Nuts to that. The 1991 Twins started the season 2-9. 2006 Twins were 12 games back in August and had been written off by Mike and Mike in early June. We are 4 games behind in April to Kansas City. I can only assume anyone writing off the Twins at this point is new to the game. 

Also, I remember the 2009 loss to Oakland after leading 12-2 and losing 14-13. That was worse at the time.

 

Please explain why anyone who still thinks they will make the playoffs is “blind and lobotomized.” The A’s and Mariners are both 12-7 and 11-7, with the two best records in the AL by a country mile. Surely they will meet in the Championship Series, right?

 

 

 

Please explain why anyone who still thinks they will make the playoffs is “blind and lobotomized.” The A’s and Mariners are both 12-7 and 11-7, with the two best records in the AL by a country mile. Surely they will meet in the Championship Series, right?

The Twins are playing horribly and are ill equipped to make a run because of talent (visible) and psychology (body language and seeing how they respond to adversity). It's sort of like the Chauvin trial: believe what you've seen. I do; this team is done.
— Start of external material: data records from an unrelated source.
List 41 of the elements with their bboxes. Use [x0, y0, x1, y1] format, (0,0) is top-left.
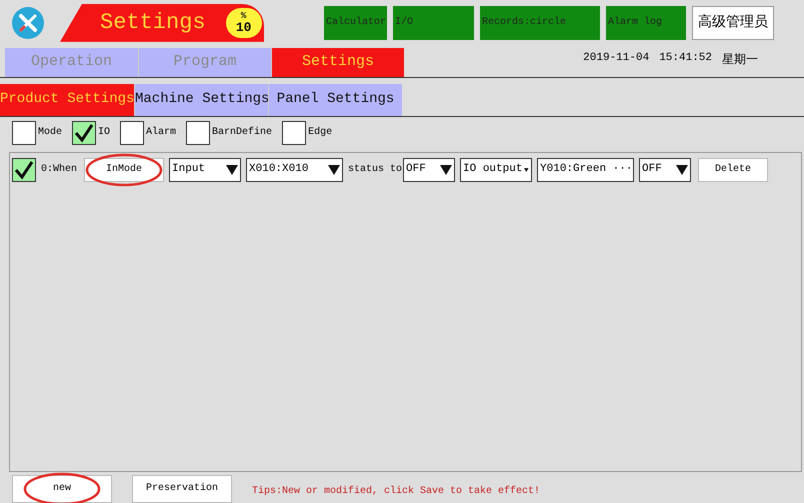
page-title: Settings	[100, 9, 206, 38]
checkmark-icon	[74, 122, 94, 143]
checkbox[interactable]	[12, 158, 36, 182]
checkmark-icon	[14, 160, 34, 180]
menu-button[interactable]: Records:circle	[480, 6, 600, 40]
menu-button[interactable]: Calculator	[324, 6, 387, 40]
dropdown-arrow-icon	[226, 164, 238, 175]
percent-badge: % 10	[226, 8, 262, 38]
dropdown[interactable]: OFF	[639, 158, 692, 182]
dropdown-arrow-icon	[440, 164, 452, 175]
filter-label: IO	[98, 126, 110, 140]
checkbox[interactable]	[186, 120, 210, 145]
delete-button[interactable]: Delete	[698, 158, 768, 182]
tip-text: Tips:New or modified, click Save to take effect!	[252, 484, 540, 500]
menu-button[interactable]: Alarm log	[606, 6, 686, 40]
connector-text: status to	[348, 163, 402, 178]
filter-label: BarnDefine	[212, 126, 272, 140]
filter-label: Mode	[38, 126, 62, 140]
dropdown[interactable]: Input	[169, 158, 242, 182]
dropdown-arrow-icon	[328, 164, 340, 175]
dropdown[interactable]: IO output	[460, 158, 532, 182]
date-text: 2019-11-04	[583, 50, 650, 66]
menu-button[interactable]: I/O	[393, 6, 474, 40]
dropdown[interactable]: Y010:Green ···	[537, 158, 634, 182]
save-button[interactable]: Preservation	[132, 474, 232, 503]
rule-label: 0:When	[41, 162, 78, 178]
dropdown[interactable]: X010:X010	[246, 158, 344, 182]
checkbox[interactable]	[72, 120, 96, 145]
dropdown[interactable]: OFF	[403, 158, 456, 182]
weekday-text: 星期一	[722, 50, 758, 68]
checkbox[interactable]	[120, 120, 144, 145]
checkbox[interactable]	[12, 120, 36, 145]
time-text: 15:41:52	[659, 50, 712, 66]
tools-icon	[12, 6, 44, 39]
sub-tab[interactable]: Panel Settings	[268, 84, 402, 116]
checkbox[interactable]	[282, 120, 306, 145]
filter-label: Edge	[308, 126, 332, 140]
dropdown-arrow-icon	[676, 164, 688, 175]
filter-label: Alarm	[146, 126, 176, 140]
sub-tab[interactable]: Machine Settings	[134, 84, 268, 116]
user-button[interactable]: 高级管理员	[692, 6, 774, 40]
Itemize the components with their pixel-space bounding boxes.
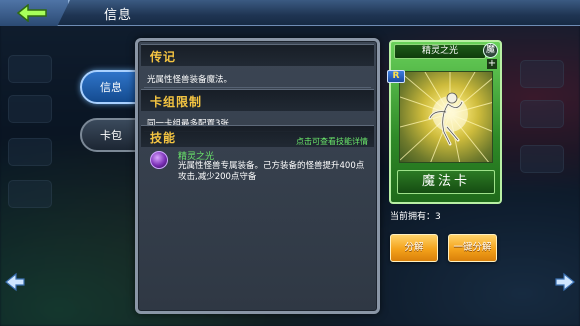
- decompose-all-button[interactable]: 一键分解: [448, 234, 497, 262]
- card-type: 魔法卡: [421, 174, 470, 189]
- right-arrow-icon[interactable]: [554, 272, 576, 292]
- tab-card-pack[interactable]: 卡包: [80, 118, 142, 152]
- rarity-badge: R: [387, 70, 405, 83]
- lore-header: 传记: [141, 44, 374, 66]
- lore-text: 光属性怪兽装备魔法。: [147, 75, 233, 85]
- card-name: 精灵之光: [421, 46, 458, 56]
- top-bar: 信息: [0, 0, 580, 26]
- light-spirit-art: [400, 72, 492, 162]
- card-info-panel: 传记 光属性怪兽装备魔法。 卡组限制 同一卡组最多配置3张 技能 点击可查看技能…: [135, 38, 380, 314]
- deck-limit-header: 卡组限制: [141, 89, 374, 111]
- deck-limit-title: 卡组限制: [150, 95, 203, 109]
- left-arrow-icon[interactable]: [4, 272, 26, 292]
- back-arrow-icon: [16, 4, 47, 22]
- skill-title: 技能: [150, 131, 177, 145]
- card-plus-mark: +: [487, 58, 497, 69]
- skill-detail-link[interactable]: 点击可查看技能详情: [296, 136, 368, 147]
- owned-count: 当前拥有：3: [390, 212, 441, 222]
- card-type-bar: 魔法卡: [397, 170, 495, 194]
- lore-title: 传记: [150, 50, 177, 64]
- tab-info[interactable]: 信息: [80, 70, 142, 104]
- spell-orb-icon: [150, 151, 168, 169]
- divider: [144, 87, 371, 88]
- card-attribute-badge: 魔: [483, 43, 498, 58]
- card-name-bar: 精灵之光: [394, 44, 486, 59]
- card-artwork: [399, 71, 493, 163]
- card-display[interactable]: 精灵之光 魔 + R 魔法卡: [387, 40, 502, 204]
- page-title: 信息: [104, 8, 133, 23]
- decompose-button[interactable]: 分解: [390, 234, 438, 262]
- back-button[interactable]: [0, 0, 70, 26]
- skill-description: 光属性怪兽专属装备。己方装备的怪兽提升400点攻击,减少200点守备: [178, 161, 365, 182]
If you disagree I'm happy to make it interesting bet-wise; unlike the shills on ESPN, I put my $ where my mouth is.

 

Nuts to that. The 1991 Twins started the season 2-9. 2006 Twins were 12 games back in August and had been written off by Mike and Mike in early June. We are 4 games behind in April to Kansas City. I can only assume anyone writing off the Twins at this point is new to the game. 

Also, I remember the 2009 loss to Oakland after leading 12-2 and losing 14-13. That was worse at the time.

Hey Dante, 

Not sure what you've been watching, but I know terrible baseball when I see it. This team is bad in a litany of ways, and much different than past poor-record Twins teams. They ain't making the playoffs. Periodt. Happy to tell you "I told you so" in August. Peace.